Очень учёная женщина думает. Неужели она знает ответ на такой сложный вопрос? Почему один человек притягивает к себе людей, а другой отталкивает, хотя ничего плохого этим людям не делает. Наоборот, стремится сделать им что-то хорошее. Ведь подумать только – если есть такие ответы, то все сложности в человеческих отношениях могут кончиться! Представьте себе – никаких драм, все понимают друг друга, исчезает безответная любовь, все находят друзей. А почему же в жизни бывает не так? Значит, всё-таки нельзя дать точный ответ на такие вопросы? Или дело не в ответах?

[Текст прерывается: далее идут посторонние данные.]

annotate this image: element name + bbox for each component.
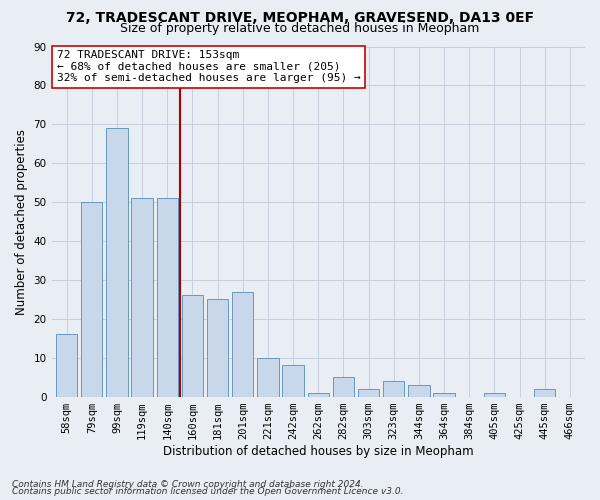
Bar <box>207 300 229 396</box>
Bar <box>56 334 77 396</box>
Bar <box>433 392 455 396</box>
Text: 72, TRADESCANT DRIVE, MEOPHAM, GRAVESEND, DA13 0EF: 72, TRADESCANT DRIVE, MEOPHAM, GRAVESEND… <box>66 11 534 25</box>
Bar <box>257 358 278 397</box>
Text: Contains HM Land Registry data © Crown copyright and database right 2024.: Contains HM Land Registry data © Crown c… <box>12 480 364 489</box>
Bar <box>484 392 505 396</box>
Bar <box>131 198 153 396</box>
Bar <box>383 381 404 396</box>
Bar <box>408 385 430 396</box>
Bar <box>81 202 103 396</box>
Bar <box>182 296 203 396</box>
Y-axis label: Number of detached properties: Number of detached properties <box>15 128 28 314</box>
Text: Contains public sector information licensed under the Open Government Licence v3: Contains public sector information licen… <box>12 487 404 496</box>
Bar <box>232 292 253 397</box>
Bar <box>358 389 379 396</box>
Text: 72 TRADESCANT DRIVE: 153sqm
← 68% of detached houses are smaller (205)
32% of se: 72 TRADESCANT DRIVE: 153sqm ← 68% of det… <box>57 50 361 83</box>
Bar <box>308 392 329 396</box>
Bar <box>106 128 128 396</box>
Bar <box>534 389 556 396</box>
Text: Size of property relative to detached houses in Meopham: Size of property relative to detached ho… <box>121 22 479 35</box>
Bar <box>283 366 304 396</box>
Bar <box>333 377 354 396</box>
Bar <box>157 198 178 396</box>
X-axis label: Distribution of detached houses by size in Meopham: Distribution of detached houses by size … <box>163 444 473 458</box>
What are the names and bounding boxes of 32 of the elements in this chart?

Психолог говорит неторопливо:
– Причин несколько. Одна из них в том, что эта девочка Таня не определила, с кем она хотела бы дружить. Кто бы ни позвал, за любым пойдёт. А люди такого не любят. Они хотят быть с тем, кто к ним, именно к ним, привязан. И в любом возрасте чувствуют, кто их любит, а кто к ним равнодушен.
Мне хочется заступиться за Таню.
– Она не равнодушный человек. В ней большой неизрасходованный запас привязанности.
– Верно, – говорит психолог, – ей грустно и одиноко. Ей нужен кто-нибудь. Не Лариса, не Оля, а пусть хоть Лариса. Или, ладно уж, Оля. Чувствуете? Совсем другой оттенок. Нужен хоть кто-то, заполнить пустоту. Но никто не согласен, чтобы им заполняли пустоту.